Josef’s Apple
this rotten apple
on the windowsill
why keep it here at all?
did you steal it from the garden
stealthy as the serpent
out of your mother’s womb
where is the juice
the promised red glow
did it slip through your fingers
while you contemplated and wondered
whether you could weather the fall
-sitting there forlorn
all jouissance lost-
did you wish away your life
contemplating a bite
mustering courage
and the days just drifted by
throw it away
go wash your old hands
if you are a coward
who cannot take a plunge
good apples are not for you.
Why did I write this poem? I don’t know.
But I can tell you who this poem reminds me of.
It reminds me of myself and all the ways I’ve watched opportunities/moments go — hesitation, fear, and all that. Maybe even discernment.
It also reminded me of the old Czech photographer Josef Sudek, so I named the poem Josef’s Apple (the other option was to name it Adam’s apple because Tima’s apple would sound too self-involved).
In my Photography 101 class at university, we had a project to emulate the work of a photography hero and that’s how I got to know Josef.
He made many black and white photographs of still objects (including apples, obviously) against windowsills some 70 years ago. They appealed directly to my poet’s heart. Check out the intimate world of Josef Sudek if you feel like it.
What makes his images special, for me, is the fact that he decided those moments were worth capturing. Still things and things that move, every moment can be made into a photograph or a poem.
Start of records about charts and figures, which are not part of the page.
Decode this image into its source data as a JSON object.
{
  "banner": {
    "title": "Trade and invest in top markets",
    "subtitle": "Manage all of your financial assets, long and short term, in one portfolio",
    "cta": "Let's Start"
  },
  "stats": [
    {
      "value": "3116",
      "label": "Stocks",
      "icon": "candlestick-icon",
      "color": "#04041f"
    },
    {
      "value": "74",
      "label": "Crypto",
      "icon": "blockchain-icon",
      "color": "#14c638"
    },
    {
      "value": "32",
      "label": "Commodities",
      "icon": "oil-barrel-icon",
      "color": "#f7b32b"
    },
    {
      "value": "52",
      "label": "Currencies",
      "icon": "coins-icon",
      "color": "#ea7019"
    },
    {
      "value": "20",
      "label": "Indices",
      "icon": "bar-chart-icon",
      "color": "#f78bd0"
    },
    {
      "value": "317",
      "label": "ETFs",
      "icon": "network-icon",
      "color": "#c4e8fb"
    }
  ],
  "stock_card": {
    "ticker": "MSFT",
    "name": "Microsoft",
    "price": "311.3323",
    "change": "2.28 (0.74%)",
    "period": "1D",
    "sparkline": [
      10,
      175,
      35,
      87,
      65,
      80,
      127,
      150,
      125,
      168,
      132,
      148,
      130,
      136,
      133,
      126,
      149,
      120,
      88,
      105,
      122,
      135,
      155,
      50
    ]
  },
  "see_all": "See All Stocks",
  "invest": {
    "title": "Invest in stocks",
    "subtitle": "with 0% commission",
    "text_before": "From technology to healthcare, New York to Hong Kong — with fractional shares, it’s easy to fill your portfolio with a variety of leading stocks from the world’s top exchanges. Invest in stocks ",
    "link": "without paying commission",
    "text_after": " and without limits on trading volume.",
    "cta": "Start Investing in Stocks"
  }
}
They are worth it.
“Everything around us, dead or alive, in the eyes of a crazy photographer mysteriously takes on many variations . . . so that a seemingly dead object comes to life through light or by its surroundings.”
— Josef Sudek
Being a lonely nineteen-year-old with time to kill back then, I put several objects against the window of the room I rented and made black and white photographs with an analog camera that I borrowed from school.
I could not wait to go back to the darkroom on the next class day, bathe them in solutions, and see what comes up. No instant gratification was allowed. I had to wait for a whole week to pass!

I felt a sense of pride when the instructor decided to showcase my photography on the display reserved for art students, in the hallway where art people roamed.
I was only a science student, who believed that creativity was beyond her, fearfully dipping my toes into art.
Poems? I now release them into the information superhighway and hope that someone might connect with them before they forever disappear into the void.
Coming back to apples and art, the current worth of a Josef Sudek photo of an apple against the window is about USD 17,000.
But, what is the real worth of a moment fully inhabited and captured? Does it change depending on the person who experiences it? Does it depend on whether other people deem it worthy, or relatable?
I think I’ll get my own apples, set them against the windowsill, and watch raindrops fall on my own dark window.
Let me sit here for ever with bare things, this coffee cup, this knife, this fork, things in themselves, myself being myself.” ― Virginia Woolf, The Waves.
Maybe write a poem about it. Call it a life well-lived.